下面介绍数据访问接口模块。数据访问接口需要实现五个功能:
a) 查询作品名为xxx的小说信息;
b) 查询作者为xxx的小说列表,并按热度排序;
c) 查询类别为xxx的小说列表,并按热度排序;
d) 查询tag为xxx的小说列表,并按相关度排序;
e) 作者排名,给出作者名、简介,以及热度。
程序如下:
#!/usr/bin/env python
# -*- coding: utf-8 -*-
'''
File: visit_novel.py
Author: civis
Date: 2015/01/23 14:19:44
'''
import pymongo
conn = pymongo.Connection('localhost', 27017)
db = conn.novel_pool_db
novel_pool = db.novel_pool
def get_total_number():
"""return total number novels of this database"""

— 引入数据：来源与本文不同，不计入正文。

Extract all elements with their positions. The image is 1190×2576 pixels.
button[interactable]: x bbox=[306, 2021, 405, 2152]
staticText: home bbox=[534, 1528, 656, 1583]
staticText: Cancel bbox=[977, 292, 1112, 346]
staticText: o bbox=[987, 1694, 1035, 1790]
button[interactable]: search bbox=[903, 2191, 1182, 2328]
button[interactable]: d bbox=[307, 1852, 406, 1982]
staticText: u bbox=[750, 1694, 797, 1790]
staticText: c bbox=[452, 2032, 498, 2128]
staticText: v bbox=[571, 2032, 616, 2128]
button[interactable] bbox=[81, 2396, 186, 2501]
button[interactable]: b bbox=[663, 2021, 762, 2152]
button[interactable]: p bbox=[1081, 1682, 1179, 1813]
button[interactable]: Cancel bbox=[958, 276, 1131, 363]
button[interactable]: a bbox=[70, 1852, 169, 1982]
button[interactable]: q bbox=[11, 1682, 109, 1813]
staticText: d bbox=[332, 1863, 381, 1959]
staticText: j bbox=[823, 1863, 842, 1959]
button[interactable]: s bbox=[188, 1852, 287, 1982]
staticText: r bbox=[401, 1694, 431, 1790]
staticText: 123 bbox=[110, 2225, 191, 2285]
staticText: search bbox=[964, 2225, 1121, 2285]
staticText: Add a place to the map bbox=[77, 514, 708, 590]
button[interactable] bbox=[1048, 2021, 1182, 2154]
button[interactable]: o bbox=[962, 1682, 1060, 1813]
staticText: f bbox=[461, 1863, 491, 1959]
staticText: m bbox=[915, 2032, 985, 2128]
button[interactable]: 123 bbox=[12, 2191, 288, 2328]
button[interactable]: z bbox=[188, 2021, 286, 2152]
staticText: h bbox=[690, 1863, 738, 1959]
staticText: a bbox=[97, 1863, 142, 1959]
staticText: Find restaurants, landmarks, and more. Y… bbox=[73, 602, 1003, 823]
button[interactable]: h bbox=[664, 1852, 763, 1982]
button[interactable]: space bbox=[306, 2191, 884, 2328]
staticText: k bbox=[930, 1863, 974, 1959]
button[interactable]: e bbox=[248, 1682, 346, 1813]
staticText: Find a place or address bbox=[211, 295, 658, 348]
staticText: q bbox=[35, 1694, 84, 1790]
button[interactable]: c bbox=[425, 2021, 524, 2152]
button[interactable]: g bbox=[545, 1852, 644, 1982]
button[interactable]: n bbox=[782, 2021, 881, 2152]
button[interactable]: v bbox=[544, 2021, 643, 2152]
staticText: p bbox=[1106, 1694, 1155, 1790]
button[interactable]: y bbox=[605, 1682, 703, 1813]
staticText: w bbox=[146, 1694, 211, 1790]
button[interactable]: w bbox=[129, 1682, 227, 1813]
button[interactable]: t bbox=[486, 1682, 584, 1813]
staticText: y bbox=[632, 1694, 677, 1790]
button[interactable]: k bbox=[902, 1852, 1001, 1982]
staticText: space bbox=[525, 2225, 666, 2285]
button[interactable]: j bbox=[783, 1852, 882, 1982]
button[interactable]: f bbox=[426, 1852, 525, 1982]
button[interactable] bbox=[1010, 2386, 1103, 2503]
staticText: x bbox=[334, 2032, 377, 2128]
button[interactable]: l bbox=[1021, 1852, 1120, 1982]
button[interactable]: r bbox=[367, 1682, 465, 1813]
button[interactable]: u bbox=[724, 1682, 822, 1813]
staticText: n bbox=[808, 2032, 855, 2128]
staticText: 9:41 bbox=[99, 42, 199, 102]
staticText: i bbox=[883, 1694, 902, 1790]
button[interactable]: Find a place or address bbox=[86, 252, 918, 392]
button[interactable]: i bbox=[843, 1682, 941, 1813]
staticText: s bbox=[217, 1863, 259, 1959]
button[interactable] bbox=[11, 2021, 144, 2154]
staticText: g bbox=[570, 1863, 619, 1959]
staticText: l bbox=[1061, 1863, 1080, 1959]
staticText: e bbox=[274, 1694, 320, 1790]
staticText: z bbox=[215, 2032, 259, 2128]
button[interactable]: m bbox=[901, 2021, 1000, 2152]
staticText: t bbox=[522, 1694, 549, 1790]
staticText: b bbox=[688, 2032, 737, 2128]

return novel_pool.find({}).count();
def get_novel_by_name(name="Life of Civis"):
"""return information about novel: 'name';
return a dictionary of this novel or
return 'None information'
"""
intro = novel_pool.find_one({'title': name})
if intro is not None:
return intro
return "None information"
def get_novel_by_author(author="Civis"):
"""return novel writen by $author;
return a list with all novels in it
orded by score
"""
list = []
novels = novel_pool.find({'author': author}).sort('score', -1)
for novel in novels:
list.append(novel)
return list
def get_novel_by_categ(category="autobiography"):
"""return novels belong to this category;
return a list with novel information in it
orded by score
"""
list = []
novels = novel_pool.find({'category':category}).sort('score', -1)
for novel in novels:
list.append(novel)
return list
def get_author_info(author="Civis"):
"""return total score and works list
of authro;
"""
works = []
novels = novel_pool.find({'author':author})
score = 0
for novel in novels:
try:
works.append(novel['title'])
s = novel['score']
except KeyError, e:
continue
if isinstance(novel['score'],int):
score += novel['score']
return score, works
接口e还是不能完全实现,主要因为数据库中数据存放在一个页面,不能支持这样的查找,后续再研究。
总结:练习项目总结这些,主要记录一下自己上个周的工作。还有好多需要改进的地方,接下来一周将对crawler存储方式、页面解析查找页面方式、页面解析数据存储方式等性能相关问题做改进。